Kurasa aku harus kembali bekerja, Frogman. Kembali pada pekerjaan menyebalkan; mengorek kenangan,  menemukan potongan-potongan yang luput, lalu menyatukannya menjadi satu. Aku tahu bahwa aku sudah melewati hari ketujuh, pun keempat puluh. Betapa jahatnya aku jika sampai melewati hari keseratus.


Berbahagialah selalu di sana, Frogman. 






Menjelang 80 hari pada lembar keempat puluh
Kota Hujan, 08-02-2014










Diikutkan dalam event #30HariMenulisSuratCinta

Rabu, 04 Februari 2015

Kepada Tuan Penyair

Kepada Tuan Penyair,
di tempat bahagiamu


Aku menemukanmu dalam potongan berbeda. Jauh berbeda dari kali terakhir kulihat kau di salah satu senja. Tiga ratus hari yang telah lalu. Kau tahu, kau terlihat lebih baik. Hidupmu menyenangkan, Tuan?

Tempo hari, kau bertutur perihal hati yang kembali menemukan muara. Hatimu. Kurasa tak perlu aku mengeja semua rangkaian aksaramu. Aku --bahkan orang lain pun-- tahu bahwa kau sedang berbahagia. Kau selalu pandai membahasakan perasaan menjadi kata-kata yang indah.


Selamat jatuh cinta, Tuan Penyair.





Kota Hujan, 04-05-2015

Senin, 02 Februari 2015

Hai, Tuan Jupiter (4)



Hitunganku bukan lagi hari atau pekan. Pun sudah lewat hitungan keduabelas pada bulan. Mungkin aku tak pandai lagi menghitung, Tuan. Ia selalu kembali ke awal. Aku memulai lagi. Dan lagi. Terus saja begitu. Sedang kau, terus saja berjalan meninggalkan ceceran angkanya.

Cepat atau lambat, kita akan menemukan persimpangan. Kita --aku dan kau-- harus memilih satu. Pada persimpangan itu, kelak kita akan semakin  berjarak. Pun dengan hati. Nanti, ketika masa itu tiba, kita kembali menjadi dua orang asing. Kita berjalan masing-masing. Mungkin di salah satu kelokan, kita akan berpapasan. Bisa saja kita saling bertukar sapa, tak mustahil pula sebaliknya.

Jika akhirnya masa itu menghampiri kita, cukup sebutan 'kita' saja yang berubah. Bukan benar-benar menjelma orang asing. Masih ada sapa, atau sekadar senyum jika kita bertemu. Kuharap begitu.


Semoga kau selalu hidup dengan baik.




Kota Hujan, 02-02-2015

Minggu, 01 Februari 2015

Hai, Tuan Jupiter (3)


Kelak aku akan lebih sering mengunjunginya.

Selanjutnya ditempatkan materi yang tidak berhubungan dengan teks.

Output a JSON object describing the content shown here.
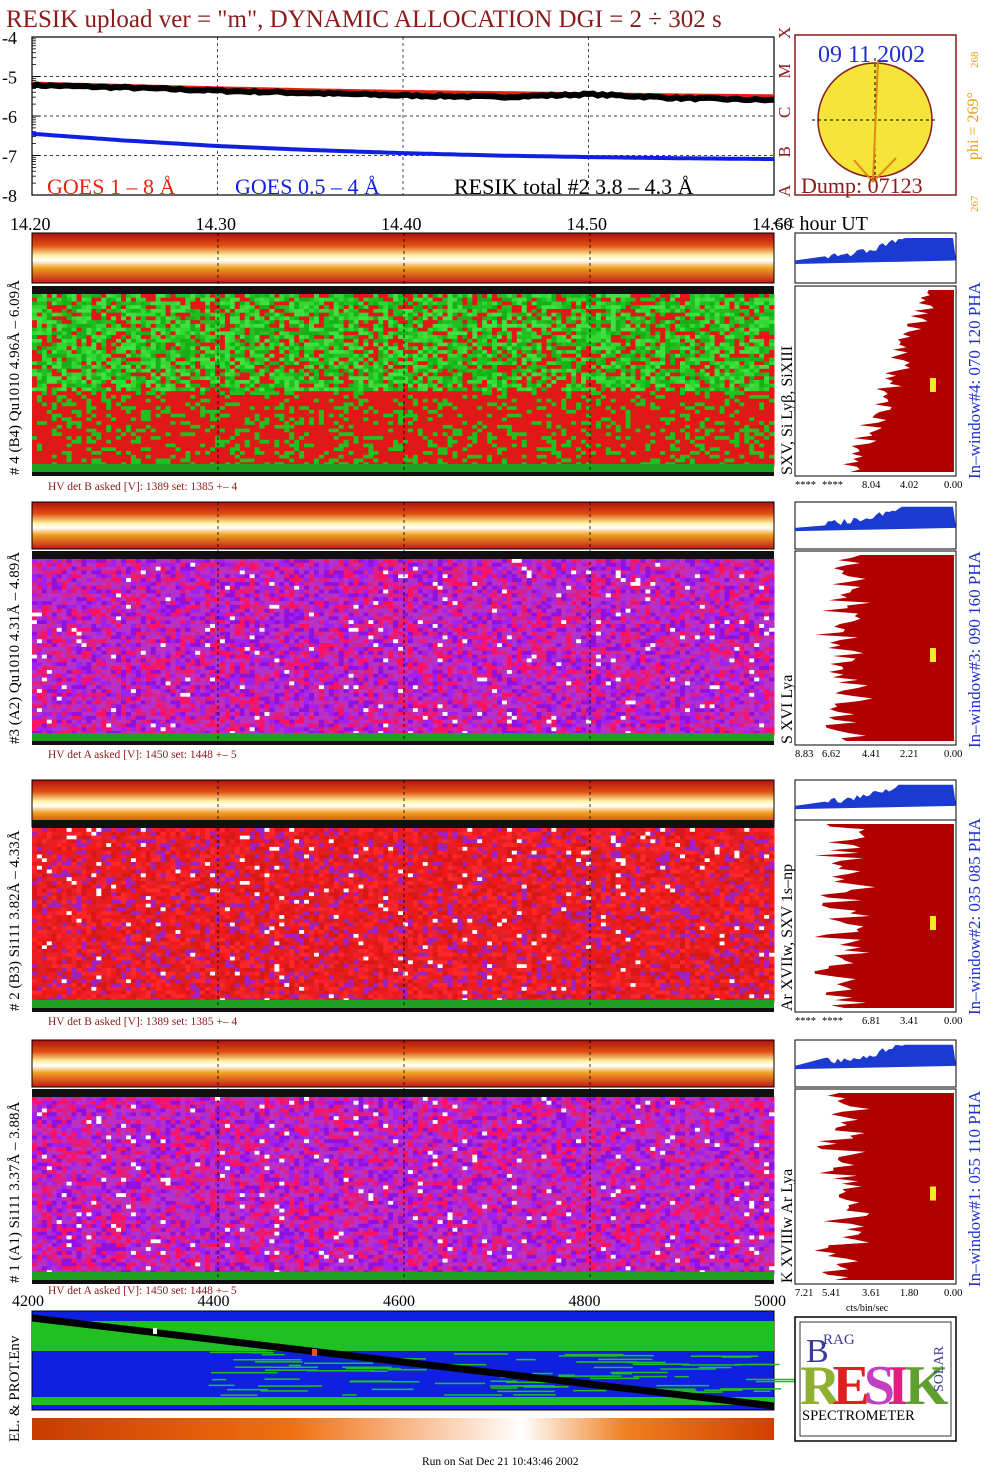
{
  "title": "RESIK upload ver = \"m\", DYNAMIC ALLOCATION  DGI =   2 ÷ 302 s",
  "colors": {
    "goes_long": "#e8200e",
    "goes_short": "#1020e0",
    "resik": "#000000",
    "maroon": "#8b1a1a",
    "gold": "#e0a020",
    "blue_text": "#2030d0"
  },
  "goes_panel": {
    "y_ticks": [
      "-4",
      "-5",
      "-6",
      "-7",
      "-8"
    ],
    "x_ticks": [
      "14.20",
      "14.30",
      "14.40",
      "14.50",
      "14.60"
    ],
    "x_unit": "<< hour UT",
    "class_labels": [
      "A",
      "B",
      "C",
      "M",
      "X"
    ],
    "legend": {
      "long": "GOES 1 – 8 Å",
      "short": "GOES 0.5 – 4 Å",
      "resik": "RESIK total #2  3.8 – 4.3 Å"
    }
  },
  "sun_panel": {
    "date": "09 11 2002",
    "dump": "Dump: 07123",
    "phi": "phi = 269°",
    "phi_sup": "268",
    "phi_low": "267"
  },
  "chart_data": [
    {
      "type": "line",
      "title": "",
      "xlabel": "<< hour UT",
      "x": [
        14.2,
        14.25,
        14.3,
        14.35,
        14.4,
        14.45,
        14.5,
        14.55,
        14.6
      ],
      "ylim": [
        -8,
        -4
      ],
      "xlim": [
        14.2,
        14.6
      ],
      "grid": true,
      "series": [
        {
          "name": "GOES 1 – 8 Å",
          "color": "#e8200e",
          "values": [
            -5.18,
            -5.24,
            -5.3,
            -5.35,
            -5.39,
            -5.42,
            -5.45,
            -5.48,
            -5.5
          ]
        },
        {
          "name": "GOES 0.5 – 4 Å",
          "color": "#1020e0",
          "values": [
            -6.45,
            -6.62,
            -6.76,
            -6.86,
            -6.94,
            -7.0,
            -7.04,
            -7.07,
            -7.09
          ]
        },
        {
          "name": "RESIK total #2  3.8 – 4.3 Å",
          "color": "#000000",
          "values": [
            -5.22,
            -5.28,
            -5.36,
            -5.42,
            -5.48,
            -5.52,
            -5.45,
            -5.55,
            -5.6
          ]
        }
      ]
    }
  ],
  "channels": [
    {
      "id": "ch4",
      "label": "# 4 (B4) Qu1010 4.96Å – 6.09Å",
      "lines": "SXV, Si Lyβ, SiXIII",
      "window": "In–window#4:  070 120 PHA",
      "hv": "HV det B asked [V]:  1389 set:  1385 +–   4",
      "axis": [
        "****",
        "****",
        "8.04",
        "4.02",
        "0.00"
      ],
      "scheme": "green"
    },
    {
      "id": "ch3",
      "label": "#3 (A2) Qu1010  4.31Å – 4.89Å",
      "lines": "S XVI Lya",
      "window": "In–window#3:  090 160 PHA",
      "hv": "HV det A asked [V]:  1450 set:  1448 +–    5",
      "axis": [
        "8.83",
        "6.62",
        "4.41",
        "2.21",
        "0.00"
      ],
      "scheme": "violet"
    },
    {
      "id": "ch2",
      "label": "# 2 (B3) Si111  3.82Å – 4.33Å",
      "lines": "Ar XVIIw,  SXV 1s–np",
      "window": "In–window#2:  035 085 PHA",
      "hv": "HV det B asked [V]:  1389 set:  1385 +–   4",
      "axis": [
        "****",
        "****",
        "6.81",
        "3.41",
        "0.00"
      ],
      "scheme": "red"
    },
    {
      "id": "ch1",
      "label": "# 1 (A1) Si111  3.37Å – 3.88Å",
      "lines": "K XVIIIw  Ar Lya",
      "window": "In–window#1:  055 110 PHA",
      "hv": "HV det A asked [V]:  1450 set:  1448 +–    5",
      "axis": [
        "7.21",
        "5.41",
        "3.61",
        "1.80",
        "0.00"
      ],
      "scheme": "violet"
    }
  ],
  "hist_unit": "cts/bin/sec",
  "bottom": {
    "x_ticks": [
      "4200",
      "4400",
      "4600",
      "4800",
      "5000"
    ],
    "label": "EL. & PROT.Env"
  },
  "logo": {
    "word_b": "B",
    "word_rag": "RAG",
    "word_resik": "RESIK",
    "word_solar": "SOLAR",
    "footer": "SPECTROMETER"
  },
  "footer": "Run on Sat Dec 21 10:43:46 2002"
}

Menunggumu kembali. Atau mengantarmu pergi.

Gerimis turun ketika kita melewati Jalan Nyi Raja Permas. Tanpa bicara, kau raih tanganku dan berjalan lebih cepat. Langkahku pun  mau tak mau mengikutimu. Kau menggenggamnya erat. Bahkan terlalu erat hingga terasa nyeri. Kau hanya ingin melindungiku. Aku tahu itu.

Aku mengelus sejenak di mana kau menggenggamku. Tak kuungkapkan padamu rasanya. Namun kau tahu apa yang kusembunyikan.

Maaf, katamu ketika kita berjalan di koridor menuju pintu masuk stasiun. Aku bertanya, permintaan maaf untuk apa. Lalu kau menjawab karena kau tak bisa romantis. Romantis seperti lelaki dalam kisah-kisah yang kutulis. Mendengar alasanmu itu membuatku tertawa. Ya, aku ingat bahwa kau pernah membaca beberapa.

Duniamu memang membuatmu menjadi sosok yang seperti itu. Sosok yang tak romantis katamu. Tak pandai membahasakan perasaan dengan kata-kata indah. Biar kukatakan padamu tentang sesuatu; kau memang benar tentang itu, tapi setiap manusia memiliki caranya masing-masing untuk membahasakannya. Dan kau –bagiku—romantis dengan caramu sendiri.

Kau mengelus pelan puncak kepalaku. Terima kasih, ucapmu sebelum berbalik pergi.




Semoga kita cepat berjumpa. Aku menunggu.